Thursday we went to the "WORLD RENOWNED" vineyard Concha y Toro. It was absolutely gorgeous, but almost felt a bit like Disneyland in its perfection. The wine was pretty good, although Im not a huge Cabernet fan. It was nice to get out of the crowded city and escape the constant noise of traffic. Its amazing that just twenty minutes away lies such beautiful terrain and refreshing silence.

After more than two weeks, I have come to love some things about Santiago. Firstly, the empanadas...or rather the food in general. In the U.S., there doesnt exist a good meal in the 1-2 dollar range. Here, its standard practice. And whats GREAT is that the food is not sketchy (knock on wood). Walking down the street, there are little tiendas with signs for empanadas and humitas (like tamales, but no meat filling, just choclo--corn). For 900 mil pesos, which is about $1.50, you can buy an empanada, humitas, AND a drink.
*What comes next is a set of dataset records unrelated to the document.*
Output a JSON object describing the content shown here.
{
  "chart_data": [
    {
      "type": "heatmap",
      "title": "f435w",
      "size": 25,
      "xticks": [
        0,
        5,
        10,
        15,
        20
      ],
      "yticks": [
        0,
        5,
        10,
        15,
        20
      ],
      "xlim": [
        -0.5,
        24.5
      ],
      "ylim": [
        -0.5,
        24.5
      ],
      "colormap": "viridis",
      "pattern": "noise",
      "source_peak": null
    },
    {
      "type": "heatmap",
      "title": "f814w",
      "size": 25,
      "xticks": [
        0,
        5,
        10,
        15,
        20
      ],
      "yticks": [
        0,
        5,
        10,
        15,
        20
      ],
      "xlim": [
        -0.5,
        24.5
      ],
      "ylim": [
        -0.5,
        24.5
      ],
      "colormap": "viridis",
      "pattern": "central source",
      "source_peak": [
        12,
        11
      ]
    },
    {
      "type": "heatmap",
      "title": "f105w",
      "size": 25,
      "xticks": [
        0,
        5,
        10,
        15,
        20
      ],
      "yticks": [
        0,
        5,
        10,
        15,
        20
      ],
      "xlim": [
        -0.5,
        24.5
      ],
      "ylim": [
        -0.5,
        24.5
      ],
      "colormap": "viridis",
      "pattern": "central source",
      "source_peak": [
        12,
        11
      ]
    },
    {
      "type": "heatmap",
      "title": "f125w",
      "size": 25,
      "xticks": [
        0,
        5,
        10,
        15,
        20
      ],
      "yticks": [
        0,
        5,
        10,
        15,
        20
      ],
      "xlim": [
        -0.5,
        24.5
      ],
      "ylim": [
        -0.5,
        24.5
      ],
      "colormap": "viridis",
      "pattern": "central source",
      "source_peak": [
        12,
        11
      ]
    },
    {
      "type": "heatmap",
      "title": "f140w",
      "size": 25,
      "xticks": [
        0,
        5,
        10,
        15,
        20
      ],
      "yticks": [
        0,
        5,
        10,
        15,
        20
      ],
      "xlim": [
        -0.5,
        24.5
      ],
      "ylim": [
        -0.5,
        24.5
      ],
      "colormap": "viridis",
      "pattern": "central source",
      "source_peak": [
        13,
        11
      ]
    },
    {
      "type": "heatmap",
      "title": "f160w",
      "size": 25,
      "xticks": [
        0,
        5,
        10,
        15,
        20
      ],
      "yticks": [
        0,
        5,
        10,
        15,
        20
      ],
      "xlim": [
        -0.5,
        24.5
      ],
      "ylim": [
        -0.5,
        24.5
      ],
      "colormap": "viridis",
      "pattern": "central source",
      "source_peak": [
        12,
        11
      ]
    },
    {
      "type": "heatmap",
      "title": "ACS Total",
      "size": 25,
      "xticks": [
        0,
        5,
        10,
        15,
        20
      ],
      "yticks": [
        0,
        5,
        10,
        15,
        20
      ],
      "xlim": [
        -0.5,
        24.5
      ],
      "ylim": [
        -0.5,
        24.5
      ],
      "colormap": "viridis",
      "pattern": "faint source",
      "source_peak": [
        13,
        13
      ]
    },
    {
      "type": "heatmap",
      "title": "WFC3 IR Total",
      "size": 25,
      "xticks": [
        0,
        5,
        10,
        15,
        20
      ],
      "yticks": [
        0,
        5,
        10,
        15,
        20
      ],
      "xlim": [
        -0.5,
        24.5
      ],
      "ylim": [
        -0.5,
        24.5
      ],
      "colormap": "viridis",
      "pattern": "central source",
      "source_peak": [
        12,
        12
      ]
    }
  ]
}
Que Pulento (cool!)!

Secondly, I love the history, and the fact that walking down the street there are signs of it EVERYWHERE. Santiago was founded by an indigenous group called the Mapuches. It was an ideal location for a settlement--there was a river that provided substantial water and there were two hills that could be used as "look-outs" for intruders. These two hills, now called Cerro Santa Lucia and Cerro San Cristobal, have been fully incorporated into the city and are constant reminders that this huge city used to be but a small pueblo of Mapuches.

What is increasingly interesting is that lack of anyone wanting to claim their indigenous heritage. The apellido (last name) can generally indicate any ties to the Mapuche, Aymara, or Rapanui peoples, and because of this some people have changed their names. There is this constant desire to be as European as possible--you can see it not only in the desire to change names, but also in the fashion trends here. The architecture, as well, screams with trends of Victorian England. As a whole, this country is undergoing (in my opinion) an identity crisis that is so interesting to observe after having studied a bit of the political history.

Along these lines, any of you interested in a really good movie or if you just want to practice your spanish listening skills (or caption reading skills), check out the movie Machuca. Its actually about the military coup in September of 1973 from the perspective of two youngs boys. From what I have studied, it is very comprehensive and accurate, and gives a little glimpse of humanity that is more interesting than reading a history book (and a glimpse of my campus, where it was filmed!).

I hope this finds you all well, and that you found my comments slightly interesting. I'm sure at the end of these six months I will have even more viewpoints to share and history lessons to give.

Take care and Happy Friday!

chau chau,
Beth O.

P.S. Highlight of today: Im on the bus with two girls headed to the bank when, from behind me, a man starts whistling. What song was he whistling, you might ask? "Take myyyy hand...take my whole heart tooooo...cause I...cannnt....helpp....falling in love...with...you"---hilarious.